When in 1916 V. I. Lenin, the Russian political revolutionary, discovered Frederick W. Taylor, the American technological revolutionary, there was a paradoxical meeting of the minds. Taylor, born in Philadelphia in 1856, had introduced time-and-motion studies of workers when he was a foreman and manager at a steel plant in his twenties; these formed the basis for his widely influential theories of management science. He believed that with close observation of individual workers, any mechanical job could be divided into precisely prescribed individual movements, eliminating wasted time and energy. The activities of a factory as a whole could likewise be minutely organized. His system often provoked fierce opposition among workers, who lost virtually all freedom and control over their work, but it did often lead to great economies. It mechanized individual labor just as Ford’s assembly line mechanized factory organization. Taylor died in 1915, but the influence of his system of scientific management is still felt throughout industry.

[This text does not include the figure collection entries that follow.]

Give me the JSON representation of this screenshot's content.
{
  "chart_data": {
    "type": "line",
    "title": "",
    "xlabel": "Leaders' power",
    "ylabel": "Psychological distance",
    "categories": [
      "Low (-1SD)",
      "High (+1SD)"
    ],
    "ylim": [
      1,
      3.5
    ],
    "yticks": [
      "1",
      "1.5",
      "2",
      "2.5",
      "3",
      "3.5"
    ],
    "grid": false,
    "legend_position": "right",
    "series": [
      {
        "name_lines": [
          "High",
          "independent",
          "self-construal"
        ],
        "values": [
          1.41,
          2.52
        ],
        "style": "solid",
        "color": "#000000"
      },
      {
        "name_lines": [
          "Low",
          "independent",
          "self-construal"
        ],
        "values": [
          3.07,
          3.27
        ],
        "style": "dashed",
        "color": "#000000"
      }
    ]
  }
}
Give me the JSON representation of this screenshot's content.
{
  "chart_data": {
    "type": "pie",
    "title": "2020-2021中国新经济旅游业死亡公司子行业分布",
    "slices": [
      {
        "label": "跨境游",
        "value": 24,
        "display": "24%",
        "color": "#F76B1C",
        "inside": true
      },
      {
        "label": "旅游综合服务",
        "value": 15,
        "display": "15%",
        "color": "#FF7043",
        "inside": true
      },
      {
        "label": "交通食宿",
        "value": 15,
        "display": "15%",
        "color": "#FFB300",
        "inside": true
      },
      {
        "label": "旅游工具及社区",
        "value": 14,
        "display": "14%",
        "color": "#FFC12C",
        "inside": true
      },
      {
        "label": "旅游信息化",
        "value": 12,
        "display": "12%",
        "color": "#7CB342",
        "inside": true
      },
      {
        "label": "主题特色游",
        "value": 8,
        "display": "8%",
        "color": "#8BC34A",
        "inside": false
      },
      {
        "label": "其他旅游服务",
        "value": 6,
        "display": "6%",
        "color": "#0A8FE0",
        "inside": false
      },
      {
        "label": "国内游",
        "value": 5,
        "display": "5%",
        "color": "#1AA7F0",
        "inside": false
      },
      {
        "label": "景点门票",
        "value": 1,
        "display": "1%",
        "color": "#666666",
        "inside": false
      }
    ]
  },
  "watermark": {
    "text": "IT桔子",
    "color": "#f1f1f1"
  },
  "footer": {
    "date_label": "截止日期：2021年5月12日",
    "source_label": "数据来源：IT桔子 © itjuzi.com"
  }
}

Lenin was also impressed by the work of Frank Gilbreth, another American time-and-motion pioneer, who seemed less intent on speeding up—or exploiting—workers than on finding the one best, energy-saving way of doing work. Lenin wrote in the margin of one Gilbreth article that scientific management could provide a transition from capitalism to socialism.
Lenin insisted that in his socialist state Taylorism would no longer exploit the worker for the profit of greedy capitalists but would instead greatly increase the fruits of production for the benefit of workers and peasants and would make useful his country’s large pool of unskilled peasant labor. He also perceived that Taylor’s centralized control of the workplace, work process, and workers would allow politically reliable experts to monitor the system closely during the transition from capitalism to socialism and would help root out “bourgeois saboteurs.”
A top Soviet labor leader foresaw Russia becoming a “new, flowering America,” with a new workers’ culture to fit new technology.
In the spring of 1918, as his country lay disorganized and demoralized, Lenin said: “The task that the Soviet government must set the people in all its scope is—learn to work. . . . We must organize in Russia the study and teaching of the Taylor system and systematically try it out and adapt it to our purposes.” He intended to recruit American engineers to help install the system. Soviet labor unions and some members of his own party opposed the plan, but Lenin preferred management by experts to chaotic worker control, even if the experts were, for a time, bourgeois holdovers or foreigners. He was also prepared to pay higher wages to experts and more productive workers. When American businessmen heard of his advocacy of Taylorism, they took it as proof that the American way was the one best way.